US Scrap export prices continue strong with the latest import prices on HMS 1&2 (80:20) at $300/mt cfr Turkey and strong demand from Asian markets on both coasts. Bids from Turkish mills remained steadfast at $290-295/mt cfr Turkey as export and domestic rebar prices soften in the country. Asian buyers have increased scrap buying activity despite higher prices due to domestic demand and recovering economic activity, though these destinations retreated a bit last week.
In Asia, mills are preferring domestic scrap while others in need of imports are bidding at lower prices.
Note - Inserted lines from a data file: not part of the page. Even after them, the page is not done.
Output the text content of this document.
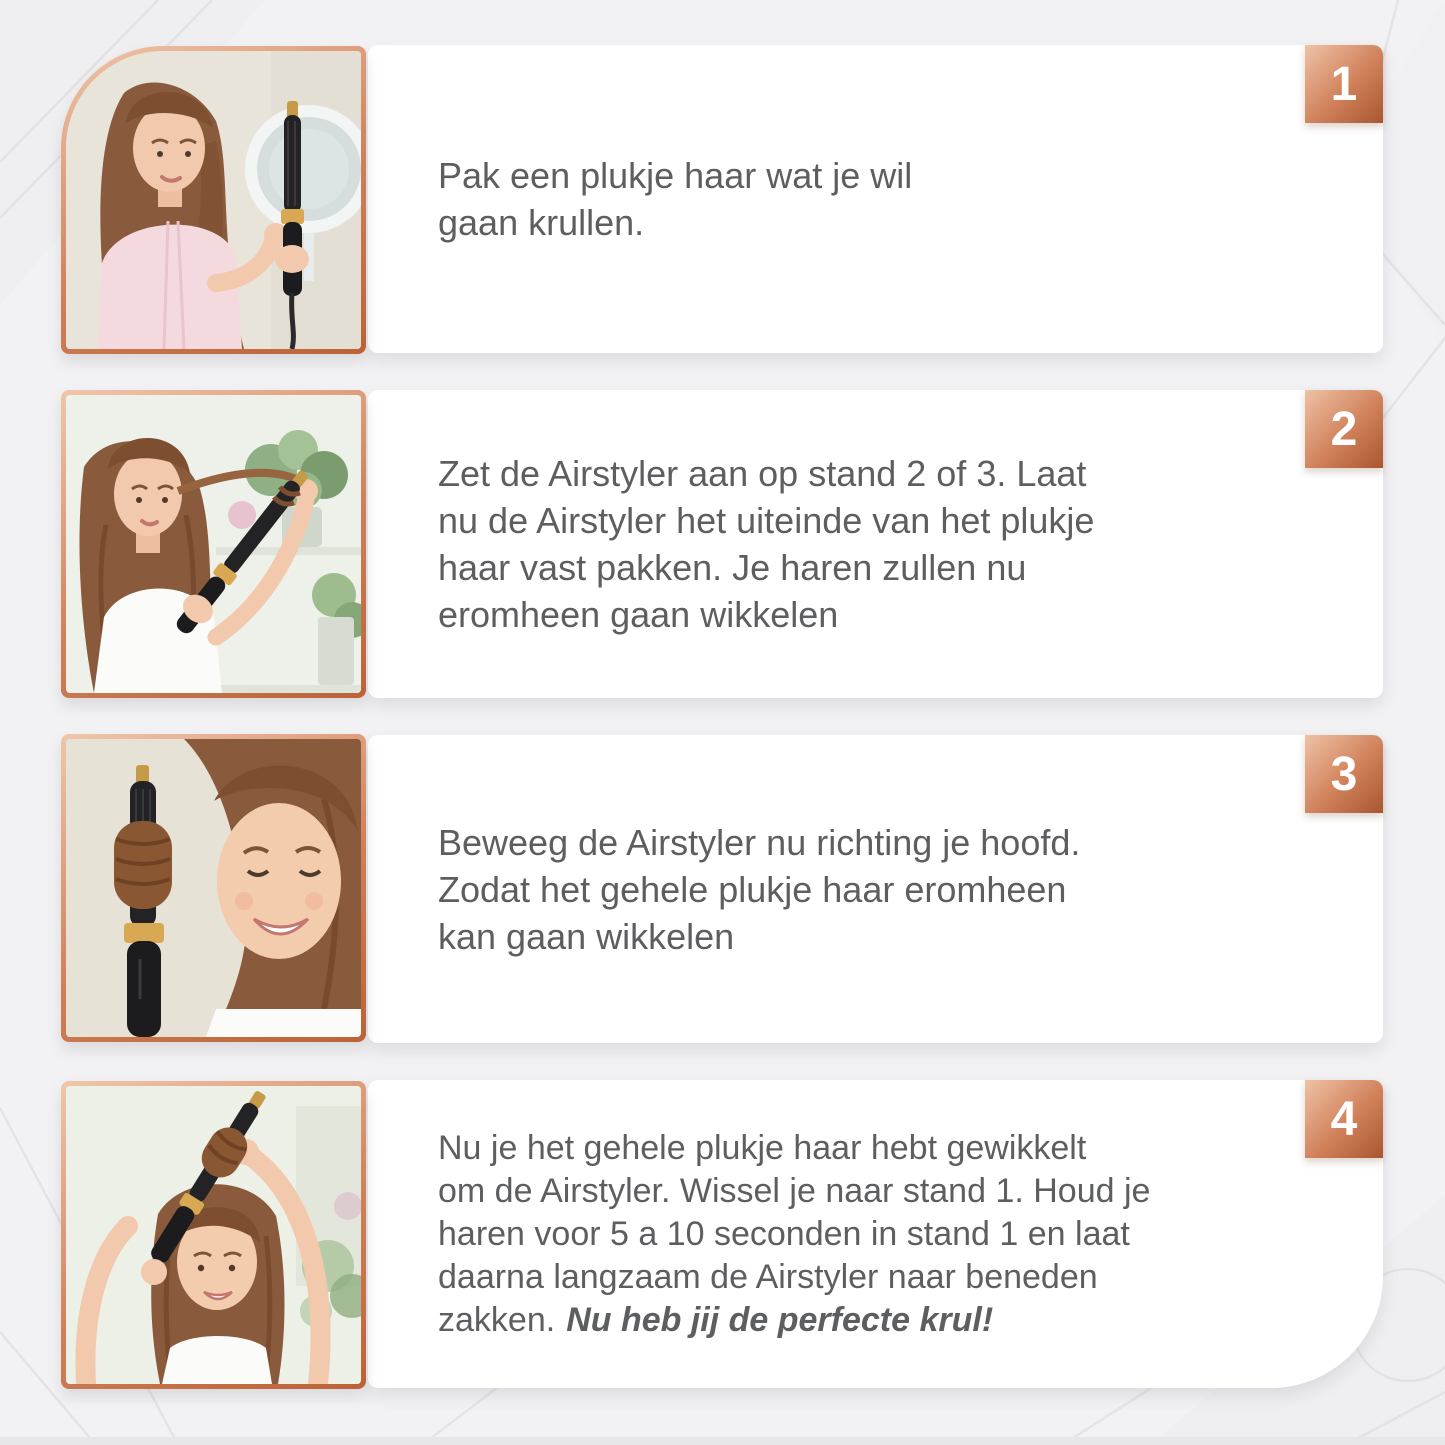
Pak een plukje haar wat je wil
gaan krullen.
1
Zet de Airstyler aan op stand 2 of 3. Laat
nu de Airstyler het uiteinde van het plukje
haar vast pakken. Je haren zullen nu
eromheen gaan wikkelen
2
Beweeg de Airstyler nu richting je hoofd.
Zodat het gehele plukje haar eromheen
kan gaan wikkelen
3
Nu je het gehele plukje haar hebt gewikkelt
om de Airstyler. Wissel je naar stand 1. Houd je
haren voor 5 a 10 seconden in stand 1 en laat
daarna langzaam de Airstyler naar beneden
zakken. Nu heb jij de perfecte krul!
4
A divide exists between buyer and seller expectations for trade levels. While the high iron ore price levels support the higher scrap prices, concerns over profitability and realized domestic demand is weakening the requirement for US-sourced ferrous imports.
Finally, the higher domestic prices are presently in tandem with import prices, but further increases would give buyers the opportunity to consider imports. Rebar import prices are near the same levels as domestic prices making the latter a preferred option for most buyers on price, financing terms, and delivery dates. Moving forward, an increase in lead times and in domestic prices would give buyers incentive to seek import options.